The conditions under which a large number of Italians live in this country are favorable not only to the continuance of ignorance, but to the development of disease and crime. Naples is bad enough, no doubt. The people there are poverty-stricken and homeless. But in New York City they are worse than homeless. It is better far to sleep under the stars than in a stuffy room with ten or twelve other persons. Let the reader climb the stairs of some of the tenements in Elizabeth Street, or go through those in Union Street, Brooklyn, and he will get firsthand evidence. This is generally true of the lower class of Italians throughout the United States, whether in the city or country. They live under worse conditions than at home. You may go through the railroad camps and see twenty men sleeping together in a one-room built of lath, tar-paper, and clay. The writer knows of one Italian laborer in Massachusetts who slept in a floorless mud hovel about six feet square, with one hole to go in and out by and another in the roof for ventilation—in order to save $1.75 per month. All honor to him! Garibaldi was of just such stuff, only he suffered in a better cause. In Naples the young folks are out all day in the sun. Here they are indoors all the year round. For the consequences of this change see Dr. Peccorini’s article in the ‘Forum’ for January, 1911, on the tuberculosis that soon develops among Italians who abroad were accustomed to live in the country but here are forced to exist in tenements.

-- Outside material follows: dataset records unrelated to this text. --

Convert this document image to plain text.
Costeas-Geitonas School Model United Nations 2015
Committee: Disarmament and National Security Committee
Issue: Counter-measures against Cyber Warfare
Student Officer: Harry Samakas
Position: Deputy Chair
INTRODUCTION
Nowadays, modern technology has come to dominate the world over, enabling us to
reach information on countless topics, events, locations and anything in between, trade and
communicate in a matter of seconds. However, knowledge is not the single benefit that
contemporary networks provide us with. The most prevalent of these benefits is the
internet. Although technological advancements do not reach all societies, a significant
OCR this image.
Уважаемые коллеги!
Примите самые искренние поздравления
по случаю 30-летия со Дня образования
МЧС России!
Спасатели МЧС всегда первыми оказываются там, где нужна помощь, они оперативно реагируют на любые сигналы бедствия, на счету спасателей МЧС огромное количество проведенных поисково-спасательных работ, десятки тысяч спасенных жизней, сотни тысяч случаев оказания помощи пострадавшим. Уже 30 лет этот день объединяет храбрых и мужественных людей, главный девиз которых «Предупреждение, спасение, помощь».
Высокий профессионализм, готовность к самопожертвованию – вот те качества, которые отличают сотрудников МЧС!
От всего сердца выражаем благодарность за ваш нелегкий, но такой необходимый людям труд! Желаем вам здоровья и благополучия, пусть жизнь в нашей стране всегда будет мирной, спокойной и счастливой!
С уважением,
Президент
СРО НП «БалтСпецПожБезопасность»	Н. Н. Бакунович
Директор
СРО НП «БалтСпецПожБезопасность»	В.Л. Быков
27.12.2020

Now, for historic reasons, these south Italians hate and distrust all governmental control and despise any appeal to the ordinary tribunals of justice to assert a right or to remedy a wrong. It has been justly said by a celebrated Italian writer that, in effect, there is some instinct for civil war in the heart of every Italian. The insufferable tyranny of the Bourbon dynasty made every outlaw dear to the hearts of the oppressed people of the Kingdom of the Two Sicilies. Even if he robbed them, they felt that he was the lesser of two evils, and sheltered him from the authorities. Out of this feeling grew the “Omerta,” which paralyzes the arm of justice both in Naples and Sicily. The late Marion Crawford thus summed up the Sicilian code of honor:
According to this code, a man who appeals to the law against his fellow man is not only a fool but a coward, and he who cannot take care of himself without the protection of the police is both .... It is reckoned as cowardly to betray an offender to justice, even though the offence be against one’s self, as it would be not to avenge an injury by violence. It is regarded as dastardly and contemptible in a wounded man to betray the name of his assailant, because if he recovers he must naturally expect to take vengeance himself. A rhymed Sicilian proverb sums up this principle, the supposed speaker being one who has been stabbed. “If I live, I will kill thee,” it says; “if I die, I forgive thee!”